Na área de concessões, privatizações e PPPs de infraestrutura, o BNDES superou a marca de R$ 250 bilhões “em capital mobilizado por projetos estruturados no Banco”.
“O valor inclui investimentos contratados para os próximos anos, além de outorgas arrecadadas pelo Governo Federal, Estados e Municípios parceiros e representa mais de 40 vezes o orçamento anual do Ministério da Infraestrutura”, diz um comunicado do banco.
A carteira de projetos possui atualmente outros 153 ativos em estruturação e mais de R$ 215 bilhões em capital a ser mobilizado para os próximos anos.
Nas previsões do quarto trimestre, estão os leilões da Empresa Gestora de Ativos (Emgea), Ceasa Minas, Cais Mauá (Porto Alegre), Companhia Riograndense de Saneamento (Corsan), – marcado para 20/12 mas por enquanto suspenso por liminar – , metrô de Belo Horizonte (CBTU-MG), a concessão de parques nas regiões Sul, Sudeste e Centro-Oeste, entre outros.
Fonte de recursos
Mais da metade (55,3%) dos recursos que o BNDES dispõe para financiar projetos vem Fundo de Amparo ao Trabalhador ( dados de 30 de setembro de 2022). Outros 14% provém do Tesouro Nacional.
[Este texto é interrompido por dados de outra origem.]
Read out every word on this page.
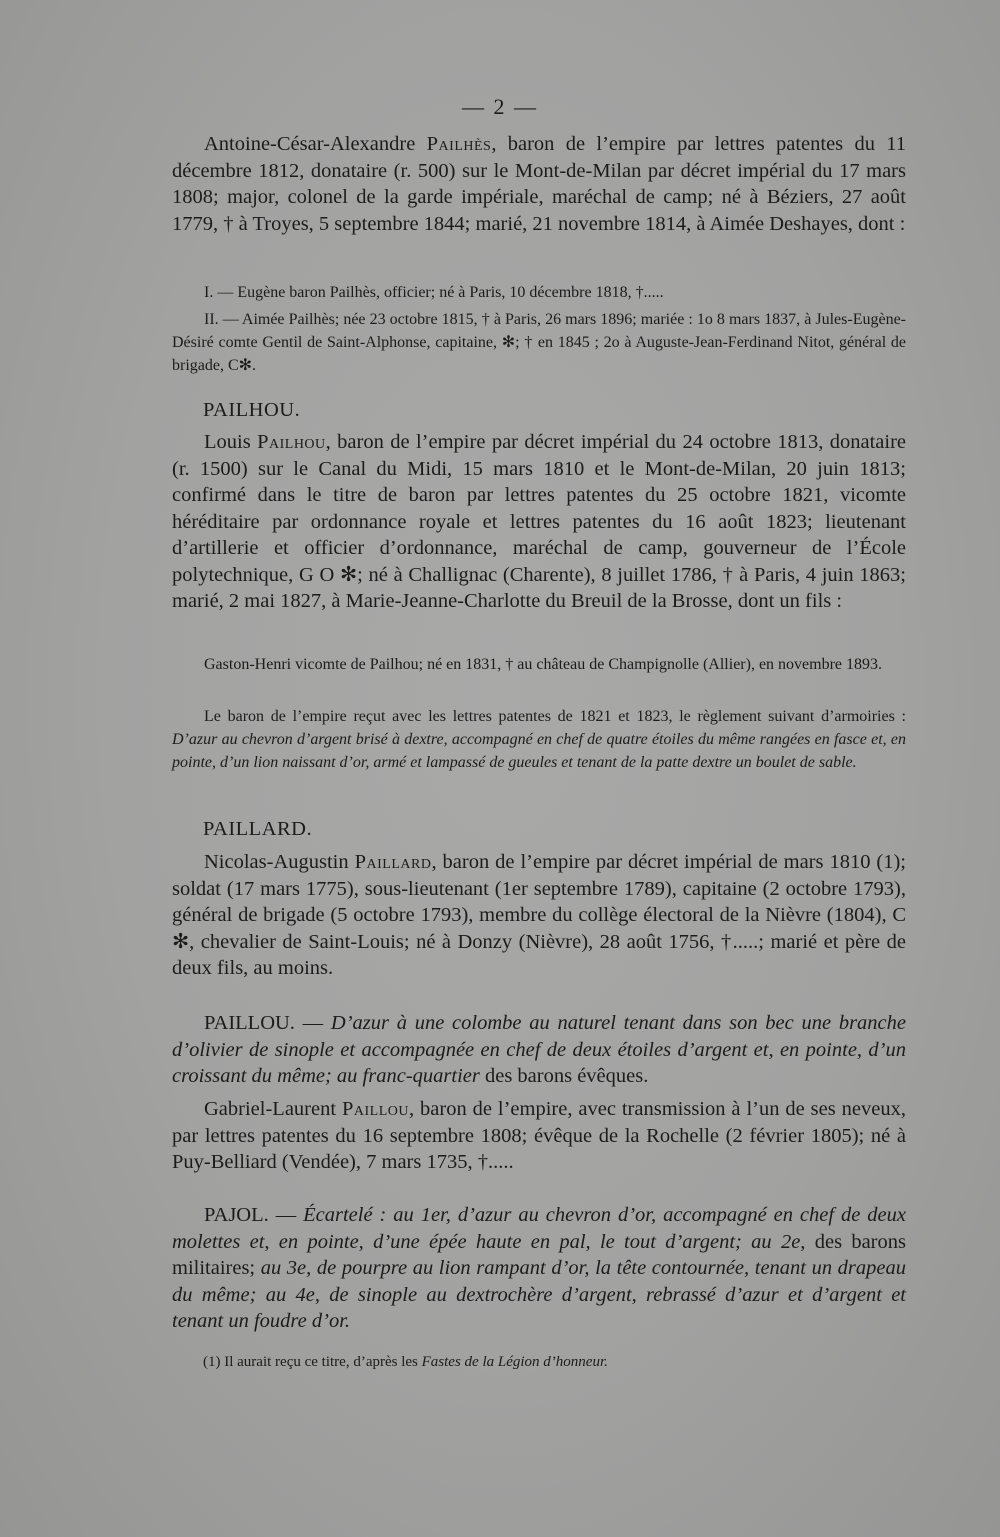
— 2 —

Antoine-César-Alexandre Pailhès, baron de l’empire par lettres patentes du 11 décembre 1812, donataire (r. 500) sur le Mont-de-Milan par décret impérial du 17 mars 1808; major, colonel de la garde impériale, maréchal de camp; né à Béziers, 27 août 1779, † à Troyes, 5 septembre 1844; marié, 21 novembre 1814, à Aimée Deshayes, dont :

I. — Eugène baron Pailhès, officier; né à Paris, 10 décembre 1818, †.....

II. — Aimée Pailhès; née 23 octobre 1815, † à Paris, 26 mars 1896; mariée : 1o 8 mars 1837, à Jules-Eugène-Désiré comte Gentil de Saint-Alphonse, capitaine, ✻; † en 1845 ; 2o à Auguste-Jean-Ferdinand Nitot, général de brigade, C✻.

PAILHOU.

Louis Pailhou, baron de l’empire par décret impérial du 24 octobre 1813, donataire (r. 1500) sur le Canal du Midi, 15 mars 1810 et le Mont-de-Milan, 20 juin 1813; confirmé dans le titre de baron par lettres patentes du 25 octobre 1821, vicomte héréditaire par ordonnance royale et lettres patentes du 16 août 1823; lieutenant d’artillerie et officier d’ordonnance, maréchal de camp, gouverneur de l’École polytechnique, G O ✻; né à Challignac (Charente), 8 juillet 1786, † à Paris, 4 juin 1863; marié, 2 mai 1827, à Marie-Jeanne-Charlotte du Breuil de la Brosse, dont un fils :

Gaston-Henri vicomte de Pailhou; né en 1831, † au château de Champignolle (Allier), en novembre 1893.

Le baron de l’empire reçut avec les lettres patentes de 1821 et 1823, le règlement suivant d’armoiries : D’azur au chevron d’argent brisé à dextre, accompagné en chef de quatre étoiles du même rangées en fasce et, en pointe, d’un lion naissant d’or, armé et lampassé de gueules et tenant de la patte dextre un boulet de sable.

PAILLARD.

Nicolas-Augustin Paillard, baron de l’empire par décret impérial de mars 1810 (1); soldat (17 mars 1775), sous-lieutenant (1er septembre 1789), capitaine (2 octobre 1793), général de brigade (5 octobre 1793), membre du collège électoral de la Nièvre (1804), C ✻, chevalier de Saint-Louis; né à Donzy (Nièvre), 28 août 1756, †.....; marié et père de deux fils, au moins.

PAILLOU. — D’azur à une colombe au naturel tenant dans son bec une branche d’olivier de sinople et accompagnée en chef de deux étoiles d’argent et, en pointe, d’un croissant du même; au franc-quartier des barons évêques.

Gabriel-Laurent Paillou, baron de l’empire, avec transmission à l’un de ses neveux, par lettres patentes du 16 septembre 1808; évêque de la Rochelle (2 février 1805); né à Puy-Belliard (Vendée), 7 mars 1735, †.....

PAJOL. — Écartelé : au 1er, d’azur au chevron d’or, accompagné en chef de deux molettes et, en pointe, d’une épée haute en pal, le tout d’argent; au 2e, des barons militaires; au 3e, de pourpre au lion rampant d’or, la tête contournée, tenant un drapeau du même; au 4e, de sinople au dextrochère d’argent, rebrassé d’azur et d’argent et tenant un foudre d’or.

(1) Il aurait reçu ce titre, d’après les Fastes de la Légion d’honneur.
Em 30 de setembro de 2022, o BNDES devia ao Tesouro Nacional R$ 93 bilhões. em 30 de junho de 2022, por conta da liquidação antecipada no montante de R$ 10 bilhões e pagamentos ordinários de R$ 2,6 bilhões.
O FAT se manteve como principal credor do BNDES. No terceiro trimestre de 2022, ingressaram R$ 5,5 bilhões de recursos do FAT Constitucional. O volume de recursos do fundo com o Banco totalizou R$ 364,4 bilhões em 30 de setembro de 2022.